What is love? The Bible, a more widely accepted authority than even the AAP, teaches us that God is love. Love is God, and love comes from God, the Apostle John explains. Heady stuff, worlds away from the ground covered by your pediatrician in a fifteen-minute visit sandwiched between an ear exam and a throat swab. The next time you leave that doctor’s office, Ritalin prescription in hand, ask yourself: do I want this pill – or the improved report card it represents – to become my child’s god? Do I want her to worship at the altar of School? Because dosing her with mass-produced neurochemicals designed to make her love her homework may leave her incapable of loving anything – or anyone – that matters.
One final question. Take a look around: is the fever of the world being broken thanks to the medical community’s ADHD prescriptions – or is it spiking? A man focused on his task, hurrying to make his deadline, would be unlikely to notice a few small flames on the periphery, let alone turn aside to hear what a burning bush might say.
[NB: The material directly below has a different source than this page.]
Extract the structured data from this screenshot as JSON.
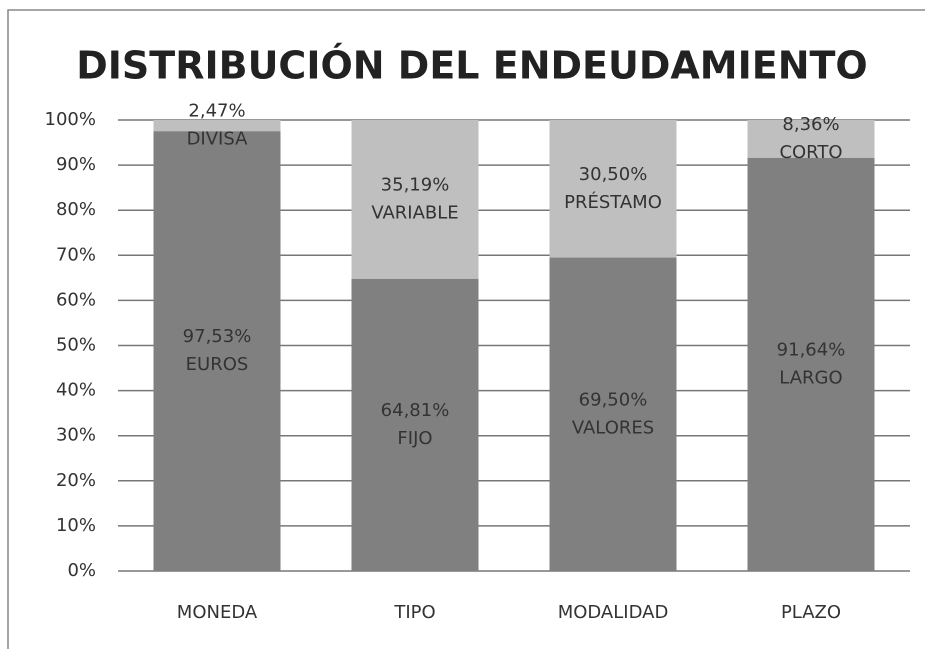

Yet in that moment – a moment, yes, of inattention from his assigned task, but also of far deeper attention to the wonders of life – Moses helped save his people from a fate worse than even a B-minus in algebra. In a world distracted from distraction by distraction, stimulants may be the worst possible solution. Don’t let a pharmaceutically-enhanced focus on the trivial sidetrack you from the salvific. It is in our daydreams, our friendships, our star-gazing, and our birch-swinging – not in our pristine report cards – that we will one day find the anchor of our purest attention, our purest thoughts, and our purest love.
Thank you for reading, please share if you like, and have a great week!
Thank you, thank you for this incredibly articulate description of the drugging of our children. Sadly, I am reliving it with our grandchildren and it is painful.
I think you raise lot of valid points and there is much to think about here. McGilchrist’s book sounds like an important one to read. One question I have is what about cases where to attention issues (e.g. ADHD) are directly or indirectly impacting a child’s socialization. This was an issue that a parent I know struggled with in regards to her young child. Her child was missing social cues and having challenges getting along with others, and then the difficulties in school were starting to impact self-esteem and so on. The problems were happening at home too. My point is the concerns went far beyond grades on a test and to the general development of her child at a critical point. Medication has seemed to help: the child made progress in school and impulsivity and conflict was better.
Obviously this is anecdotal but hearing and observing the challenges of this family made me think, as those are some pretty tough decisions.